La cortesía en Alemania suele ser más fácil de entender como atención a un entorno que como un libro de reglas nacional. Un piso compartido en Hamburgo, una visita familiar en la zona rural de Baviera, una multitud en el carnaval de Colonia y una sesión de estudio en línea plantean exigencias diferentes. La comunicación clara, el respeto por el tiempo de las personas y la atención a la privacidad son útiles en todas partes; La forma en que la gente saluda, acoge e improvisa todavía pertenece a su propio círculo.
Institución, club y hogar utilizan reglas diferentes
Una oficina municipal, un club de fútbol, una cocina de WG, una asociación de mezquita y un cumpleaños familiar no comparten un mismo código de etiqueta. Los títulos, zapatos, invitaciones, horarios de llegada y contribuciones a la comida dependen del escenario. Pregunte qué espera el anfitrión en lugar de convertir la puntualidad o el seguimiento de reglas en una personalidad.
Las reuniones comienzan con la señal de la otra persona
Un asentimiento, un saludo verbal, un apretón de manos o un abrazo pueden tener sentido.

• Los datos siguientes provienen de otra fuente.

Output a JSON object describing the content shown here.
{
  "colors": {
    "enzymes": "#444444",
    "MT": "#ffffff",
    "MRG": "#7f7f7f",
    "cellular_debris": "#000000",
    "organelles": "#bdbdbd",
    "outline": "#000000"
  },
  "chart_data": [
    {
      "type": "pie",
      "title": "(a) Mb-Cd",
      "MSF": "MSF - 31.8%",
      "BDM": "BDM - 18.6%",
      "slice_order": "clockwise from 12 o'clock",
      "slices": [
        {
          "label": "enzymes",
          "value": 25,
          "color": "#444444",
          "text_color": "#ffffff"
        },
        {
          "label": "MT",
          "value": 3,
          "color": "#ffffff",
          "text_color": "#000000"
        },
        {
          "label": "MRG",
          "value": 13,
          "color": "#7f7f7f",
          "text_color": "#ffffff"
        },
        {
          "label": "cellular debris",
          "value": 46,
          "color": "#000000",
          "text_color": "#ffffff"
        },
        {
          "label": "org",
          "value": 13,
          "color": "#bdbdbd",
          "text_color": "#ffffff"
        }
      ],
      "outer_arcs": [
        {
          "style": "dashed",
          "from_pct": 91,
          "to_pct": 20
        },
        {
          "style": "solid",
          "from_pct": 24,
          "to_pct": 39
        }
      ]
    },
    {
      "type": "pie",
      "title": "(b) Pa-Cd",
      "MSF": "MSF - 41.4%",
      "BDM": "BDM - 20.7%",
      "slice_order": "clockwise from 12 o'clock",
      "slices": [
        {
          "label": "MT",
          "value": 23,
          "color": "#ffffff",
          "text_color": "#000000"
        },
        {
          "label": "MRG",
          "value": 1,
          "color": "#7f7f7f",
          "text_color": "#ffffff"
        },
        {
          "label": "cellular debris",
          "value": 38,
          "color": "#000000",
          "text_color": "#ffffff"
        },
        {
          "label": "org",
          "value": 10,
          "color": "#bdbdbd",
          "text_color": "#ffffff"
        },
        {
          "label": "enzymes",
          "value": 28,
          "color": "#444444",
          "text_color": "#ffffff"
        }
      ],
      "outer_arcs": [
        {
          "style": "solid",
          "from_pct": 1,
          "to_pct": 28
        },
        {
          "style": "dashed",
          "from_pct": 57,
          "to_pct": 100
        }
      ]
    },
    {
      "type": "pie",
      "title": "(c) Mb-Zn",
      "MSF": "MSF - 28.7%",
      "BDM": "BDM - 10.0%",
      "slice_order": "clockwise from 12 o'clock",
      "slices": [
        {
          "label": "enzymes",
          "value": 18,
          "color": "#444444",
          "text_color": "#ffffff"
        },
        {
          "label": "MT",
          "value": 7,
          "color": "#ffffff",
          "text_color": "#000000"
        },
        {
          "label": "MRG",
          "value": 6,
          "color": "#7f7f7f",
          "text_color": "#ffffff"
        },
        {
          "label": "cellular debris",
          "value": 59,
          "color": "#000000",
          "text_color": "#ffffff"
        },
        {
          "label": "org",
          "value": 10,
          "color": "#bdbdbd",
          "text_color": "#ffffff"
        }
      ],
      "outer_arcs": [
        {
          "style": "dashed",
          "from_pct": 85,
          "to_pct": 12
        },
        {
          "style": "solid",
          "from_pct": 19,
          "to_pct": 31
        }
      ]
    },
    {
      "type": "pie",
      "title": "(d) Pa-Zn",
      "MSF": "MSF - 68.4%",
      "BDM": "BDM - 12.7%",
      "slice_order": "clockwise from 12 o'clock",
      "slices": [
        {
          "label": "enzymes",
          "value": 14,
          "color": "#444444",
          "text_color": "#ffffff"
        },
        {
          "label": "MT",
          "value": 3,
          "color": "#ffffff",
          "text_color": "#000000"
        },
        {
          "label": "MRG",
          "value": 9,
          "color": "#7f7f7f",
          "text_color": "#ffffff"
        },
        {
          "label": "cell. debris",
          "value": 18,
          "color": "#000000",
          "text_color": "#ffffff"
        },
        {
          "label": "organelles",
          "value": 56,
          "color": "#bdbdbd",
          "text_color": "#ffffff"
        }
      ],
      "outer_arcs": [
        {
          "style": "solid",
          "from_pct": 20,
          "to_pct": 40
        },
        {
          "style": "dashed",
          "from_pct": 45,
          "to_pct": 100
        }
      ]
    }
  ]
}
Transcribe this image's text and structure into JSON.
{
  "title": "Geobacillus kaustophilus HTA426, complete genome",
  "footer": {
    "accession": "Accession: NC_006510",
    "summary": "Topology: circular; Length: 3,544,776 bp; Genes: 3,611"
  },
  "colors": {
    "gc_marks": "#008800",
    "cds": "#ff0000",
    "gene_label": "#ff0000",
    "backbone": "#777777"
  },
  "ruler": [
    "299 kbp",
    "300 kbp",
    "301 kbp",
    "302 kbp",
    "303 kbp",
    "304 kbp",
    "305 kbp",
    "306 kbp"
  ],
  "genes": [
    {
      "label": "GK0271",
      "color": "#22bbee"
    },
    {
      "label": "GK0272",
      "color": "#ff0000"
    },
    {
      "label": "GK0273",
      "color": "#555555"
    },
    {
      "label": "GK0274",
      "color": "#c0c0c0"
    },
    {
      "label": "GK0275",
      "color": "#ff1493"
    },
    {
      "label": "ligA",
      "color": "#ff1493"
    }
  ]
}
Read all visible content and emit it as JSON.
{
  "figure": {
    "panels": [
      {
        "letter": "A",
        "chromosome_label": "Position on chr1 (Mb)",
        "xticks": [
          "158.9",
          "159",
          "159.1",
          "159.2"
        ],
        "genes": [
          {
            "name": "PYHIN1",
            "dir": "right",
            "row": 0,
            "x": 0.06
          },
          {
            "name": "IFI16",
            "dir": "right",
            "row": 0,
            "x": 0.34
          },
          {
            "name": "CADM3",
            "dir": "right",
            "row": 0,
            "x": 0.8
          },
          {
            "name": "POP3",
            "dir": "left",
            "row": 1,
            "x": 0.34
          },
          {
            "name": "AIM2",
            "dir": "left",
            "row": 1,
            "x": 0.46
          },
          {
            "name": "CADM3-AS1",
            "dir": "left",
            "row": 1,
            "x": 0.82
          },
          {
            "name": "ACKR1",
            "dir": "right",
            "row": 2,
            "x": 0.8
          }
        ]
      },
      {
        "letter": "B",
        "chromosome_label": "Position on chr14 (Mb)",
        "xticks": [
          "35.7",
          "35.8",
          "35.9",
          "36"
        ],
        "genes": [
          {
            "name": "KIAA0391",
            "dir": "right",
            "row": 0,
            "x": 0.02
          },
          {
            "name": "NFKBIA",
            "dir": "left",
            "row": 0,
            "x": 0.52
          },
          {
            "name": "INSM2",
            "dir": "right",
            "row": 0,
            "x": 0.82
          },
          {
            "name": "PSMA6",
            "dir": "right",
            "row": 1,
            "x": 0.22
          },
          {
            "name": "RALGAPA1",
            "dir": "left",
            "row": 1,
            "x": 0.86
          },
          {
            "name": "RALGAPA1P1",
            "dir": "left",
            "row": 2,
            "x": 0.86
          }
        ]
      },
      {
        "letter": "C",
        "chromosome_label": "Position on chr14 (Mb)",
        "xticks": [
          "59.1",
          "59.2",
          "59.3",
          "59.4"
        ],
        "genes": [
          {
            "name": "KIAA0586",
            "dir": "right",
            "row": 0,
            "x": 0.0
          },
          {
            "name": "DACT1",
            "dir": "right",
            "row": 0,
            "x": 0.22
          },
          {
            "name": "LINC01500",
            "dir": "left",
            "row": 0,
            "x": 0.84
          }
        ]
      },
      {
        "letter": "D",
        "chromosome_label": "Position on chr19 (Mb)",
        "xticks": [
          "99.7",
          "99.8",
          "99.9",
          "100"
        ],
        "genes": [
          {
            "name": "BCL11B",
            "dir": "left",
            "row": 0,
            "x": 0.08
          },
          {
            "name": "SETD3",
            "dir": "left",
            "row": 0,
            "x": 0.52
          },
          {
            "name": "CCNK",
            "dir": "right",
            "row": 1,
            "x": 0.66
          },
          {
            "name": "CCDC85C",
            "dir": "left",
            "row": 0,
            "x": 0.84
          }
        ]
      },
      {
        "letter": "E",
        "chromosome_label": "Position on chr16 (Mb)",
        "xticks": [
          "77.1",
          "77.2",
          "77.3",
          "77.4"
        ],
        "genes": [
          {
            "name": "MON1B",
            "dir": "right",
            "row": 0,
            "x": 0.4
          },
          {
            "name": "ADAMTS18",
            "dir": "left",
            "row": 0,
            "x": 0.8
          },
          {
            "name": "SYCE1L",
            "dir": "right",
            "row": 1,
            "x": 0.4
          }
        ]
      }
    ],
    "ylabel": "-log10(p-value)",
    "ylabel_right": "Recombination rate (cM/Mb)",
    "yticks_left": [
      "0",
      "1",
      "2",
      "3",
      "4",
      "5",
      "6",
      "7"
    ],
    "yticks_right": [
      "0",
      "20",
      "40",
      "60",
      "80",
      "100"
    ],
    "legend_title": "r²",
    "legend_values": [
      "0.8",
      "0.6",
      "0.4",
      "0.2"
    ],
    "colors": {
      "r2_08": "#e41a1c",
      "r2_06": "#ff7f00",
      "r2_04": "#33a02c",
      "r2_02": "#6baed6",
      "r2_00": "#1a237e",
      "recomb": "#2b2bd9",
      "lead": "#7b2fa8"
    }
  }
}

Dele a la otra persona espacio para elegir el contacto y seguir su ejemplo en lugar de tratar un gesto del primer encuentro como universal.
Los planes son información, no una etiqueta de personalidad
Confirmar una hora es considerado; cambiarlo con previo aviso también es normal. Un intercambio práctico puede enseñar frases para llegar tarde, cancelar por un turno o sugerir otra fecha.
La privacidad crece con la confianza
El salario, los conflictos familiares, las opiniones políticas, los detalles de la dirección y las fotografías de otras personas pueden ser personales. Pregunte antes de mover un chat a otra aplicación o solicitar una llamada, y acepte un no sin que sea una evidencia cultural.
Las casas y los edificios compartidos tienen sus propias normas
Los zapatos, un pequeño obsequio para el anfitrión, las horas de tranquilidad y quién es bienvenido en una habitación varían según el hogar. Pregúntale a un amigo qué funciona en su casa en lugar de entregarle una lista de verificación de las costumbres alemanas.
Los modales en línea merecen el mismo cuidado
No utilice solicitudes repetidas de llamadas de voz ni suposiciones sobre el uso de la cámara como prueba de amabilidad. Una pareja puede tener compañeros de cuarto, familiares cerca, mala conexión o un nivel de comodidad diferente.
Ten en cuenta
La etiqueta es más útil cuando hace que otra persona se sienta cómoda, no cuando la convierte en representante de un país.
Preguntas para hacerle a su compañero de idiomas
- ¿Qué cortesía cambia más entre un lugar de trabajo, un Verein y el hogar de alguien?
- ¿Cuánta notificación suelen dar los amigos cuando hacen o cambian planes en su círculo?
- ¿Qué debe saber un huésped sobre el ruido del apartamento, los espacios compartidos o las visitas a los vecinos del lugar donde vive?
- ¿Qué hábito de chat en línea le parece cortés pero alguien en el extranjero puede malinterpretarlo?
- ¿Cómo corregirías amablemente a un recién llegado que entendió mal una regla en un edificio o club compartido?